Die Schüler hatten auf jeden Fall Gelegenheit dazu, das deutsche Rechtssystem bei seiner Umsetzung zu erleben. Zusammen mit Anwältin Susanne Marticorena Garcia fuhren sie nach Nauen, um am Amtsgericht gleich bei drei Schnellverhandlungen mit dabei zu sein. In allen Fällen ging es um das Fahren ohne Führerschein. Und dann auch noch mit Vorsatz! Bei den Wiederholungstätern wurden sogar drastische Strafen ausgesprochen.
Aimée (12) aus Neuruppin fühlte sich da durchaus inspiriert: “Die ganz schweren Verbrecher einzubuchten, das wäre schon mein Ding.”
Rechtsanwalt Christoph Schäfer machte den Schülern bei einer Pizza durchaus Mut, sich für Jura zu entscheiden: “Als ich damals fertig war mit dem Studium, gab es viel zu viele Anwälte. Das hat sich komplett gedreht, inzwischen hat man wieder sehr gute Chancen, eine Arbeit zu finden.”
So ging der 20. Zukunftstag mit vielen neuen Erkenntnissen für die teilnehmenden Schülern zuende. Vielleicht hat sich dabei ja auch der eine oder andere Berufswunsch gefestigt.
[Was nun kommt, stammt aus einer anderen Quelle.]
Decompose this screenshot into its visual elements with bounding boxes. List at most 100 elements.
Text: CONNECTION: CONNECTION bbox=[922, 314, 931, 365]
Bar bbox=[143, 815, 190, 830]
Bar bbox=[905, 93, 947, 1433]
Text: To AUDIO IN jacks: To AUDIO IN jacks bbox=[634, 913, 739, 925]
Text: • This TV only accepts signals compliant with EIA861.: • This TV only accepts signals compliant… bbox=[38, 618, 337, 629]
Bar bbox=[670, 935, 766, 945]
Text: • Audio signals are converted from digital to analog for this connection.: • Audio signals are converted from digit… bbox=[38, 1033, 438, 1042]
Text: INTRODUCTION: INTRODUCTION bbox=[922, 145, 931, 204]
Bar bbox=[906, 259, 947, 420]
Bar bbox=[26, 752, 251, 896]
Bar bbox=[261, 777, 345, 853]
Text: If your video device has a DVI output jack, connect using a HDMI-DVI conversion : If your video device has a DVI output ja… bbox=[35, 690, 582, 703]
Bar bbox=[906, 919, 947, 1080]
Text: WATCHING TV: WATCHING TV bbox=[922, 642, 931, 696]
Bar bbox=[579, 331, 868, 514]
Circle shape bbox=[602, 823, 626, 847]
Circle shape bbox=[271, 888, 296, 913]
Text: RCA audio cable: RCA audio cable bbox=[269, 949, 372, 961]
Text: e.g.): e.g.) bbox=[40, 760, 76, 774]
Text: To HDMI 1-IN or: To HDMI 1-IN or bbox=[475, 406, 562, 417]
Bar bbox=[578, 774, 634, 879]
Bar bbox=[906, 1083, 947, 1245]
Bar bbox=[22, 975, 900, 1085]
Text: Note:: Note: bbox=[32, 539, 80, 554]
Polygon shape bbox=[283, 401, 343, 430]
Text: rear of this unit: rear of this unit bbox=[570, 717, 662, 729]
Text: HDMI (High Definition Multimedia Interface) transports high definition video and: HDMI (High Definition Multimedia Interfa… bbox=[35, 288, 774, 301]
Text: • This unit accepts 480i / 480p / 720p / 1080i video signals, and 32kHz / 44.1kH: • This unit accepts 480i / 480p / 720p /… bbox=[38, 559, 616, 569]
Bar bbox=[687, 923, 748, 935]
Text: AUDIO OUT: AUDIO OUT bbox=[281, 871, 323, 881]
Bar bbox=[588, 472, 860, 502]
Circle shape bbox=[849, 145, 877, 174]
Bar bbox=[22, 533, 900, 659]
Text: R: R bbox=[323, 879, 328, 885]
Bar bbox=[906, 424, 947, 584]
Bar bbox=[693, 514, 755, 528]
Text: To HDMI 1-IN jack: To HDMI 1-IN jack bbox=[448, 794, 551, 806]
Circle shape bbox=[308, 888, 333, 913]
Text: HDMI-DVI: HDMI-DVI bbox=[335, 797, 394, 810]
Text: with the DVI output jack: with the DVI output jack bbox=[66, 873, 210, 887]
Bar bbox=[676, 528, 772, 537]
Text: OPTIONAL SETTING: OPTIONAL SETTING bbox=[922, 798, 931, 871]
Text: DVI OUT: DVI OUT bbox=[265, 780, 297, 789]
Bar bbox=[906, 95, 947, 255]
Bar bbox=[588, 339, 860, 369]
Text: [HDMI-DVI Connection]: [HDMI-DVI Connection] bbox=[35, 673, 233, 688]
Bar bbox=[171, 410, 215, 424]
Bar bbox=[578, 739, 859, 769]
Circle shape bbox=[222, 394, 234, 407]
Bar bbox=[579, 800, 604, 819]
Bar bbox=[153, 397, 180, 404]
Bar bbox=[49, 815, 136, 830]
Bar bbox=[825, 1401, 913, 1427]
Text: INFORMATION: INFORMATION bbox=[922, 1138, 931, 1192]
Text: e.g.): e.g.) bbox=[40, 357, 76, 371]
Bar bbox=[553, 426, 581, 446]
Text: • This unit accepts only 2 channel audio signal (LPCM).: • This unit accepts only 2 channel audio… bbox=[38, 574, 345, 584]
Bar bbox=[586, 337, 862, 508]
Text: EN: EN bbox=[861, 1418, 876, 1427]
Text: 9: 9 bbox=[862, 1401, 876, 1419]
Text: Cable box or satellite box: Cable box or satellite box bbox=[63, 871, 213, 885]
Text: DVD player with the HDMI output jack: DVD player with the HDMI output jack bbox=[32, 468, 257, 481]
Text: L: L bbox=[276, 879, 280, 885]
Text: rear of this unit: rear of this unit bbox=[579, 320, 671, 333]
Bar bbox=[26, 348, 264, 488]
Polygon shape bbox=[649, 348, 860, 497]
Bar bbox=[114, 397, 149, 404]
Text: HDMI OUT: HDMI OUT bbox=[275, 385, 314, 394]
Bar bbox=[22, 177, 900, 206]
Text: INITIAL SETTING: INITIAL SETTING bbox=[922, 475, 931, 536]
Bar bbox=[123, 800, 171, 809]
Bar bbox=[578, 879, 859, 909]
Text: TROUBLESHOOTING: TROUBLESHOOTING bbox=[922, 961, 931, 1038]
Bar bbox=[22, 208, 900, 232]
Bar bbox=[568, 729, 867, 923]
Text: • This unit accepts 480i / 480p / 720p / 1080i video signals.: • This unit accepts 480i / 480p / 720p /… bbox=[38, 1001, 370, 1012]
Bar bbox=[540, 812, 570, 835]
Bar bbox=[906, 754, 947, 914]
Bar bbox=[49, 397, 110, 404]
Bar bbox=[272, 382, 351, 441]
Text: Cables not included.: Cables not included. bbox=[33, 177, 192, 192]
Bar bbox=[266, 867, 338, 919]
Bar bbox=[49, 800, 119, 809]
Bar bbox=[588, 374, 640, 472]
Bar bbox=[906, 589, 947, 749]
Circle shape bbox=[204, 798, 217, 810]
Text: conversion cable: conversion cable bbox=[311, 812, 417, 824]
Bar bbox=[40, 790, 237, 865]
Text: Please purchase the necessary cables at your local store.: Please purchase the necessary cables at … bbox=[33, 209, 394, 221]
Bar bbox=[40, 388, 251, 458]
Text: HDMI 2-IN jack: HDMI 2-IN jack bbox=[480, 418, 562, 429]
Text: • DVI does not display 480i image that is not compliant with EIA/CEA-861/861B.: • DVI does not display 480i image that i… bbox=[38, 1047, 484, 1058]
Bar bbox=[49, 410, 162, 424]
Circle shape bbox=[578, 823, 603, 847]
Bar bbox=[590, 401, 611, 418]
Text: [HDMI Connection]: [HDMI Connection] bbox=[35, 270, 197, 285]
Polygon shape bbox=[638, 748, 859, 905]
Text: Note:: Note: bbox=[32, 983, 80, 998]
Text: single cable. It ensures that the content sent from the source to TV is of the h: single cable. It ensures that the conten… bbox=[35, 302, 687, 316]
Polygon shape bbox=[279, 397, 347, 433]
Landrat Roger Lewandowski: “Überrascht hat mich, dass sich in diesem Jahr mehr Jungen für den Zukunftstag in der Kreisverwaltung angemeldet hatten. In den vergangenen Jahren waren es immer mehrheitlich Mädchen. Grundsätzlich aber sollten Schülerinnen und Schüler immer dazu ermutigt werden, ihre Berufe nach den eigenen Stärken und Interessen zu wählen. Nur so kann man in seinem Beruf später erfolgreich sein und diesen auch gern ausüben.” (Text/Fotos: CS)
Dieser Artikel stammt aus „Unser Havelland“ Ausgabe 195 (6/2022).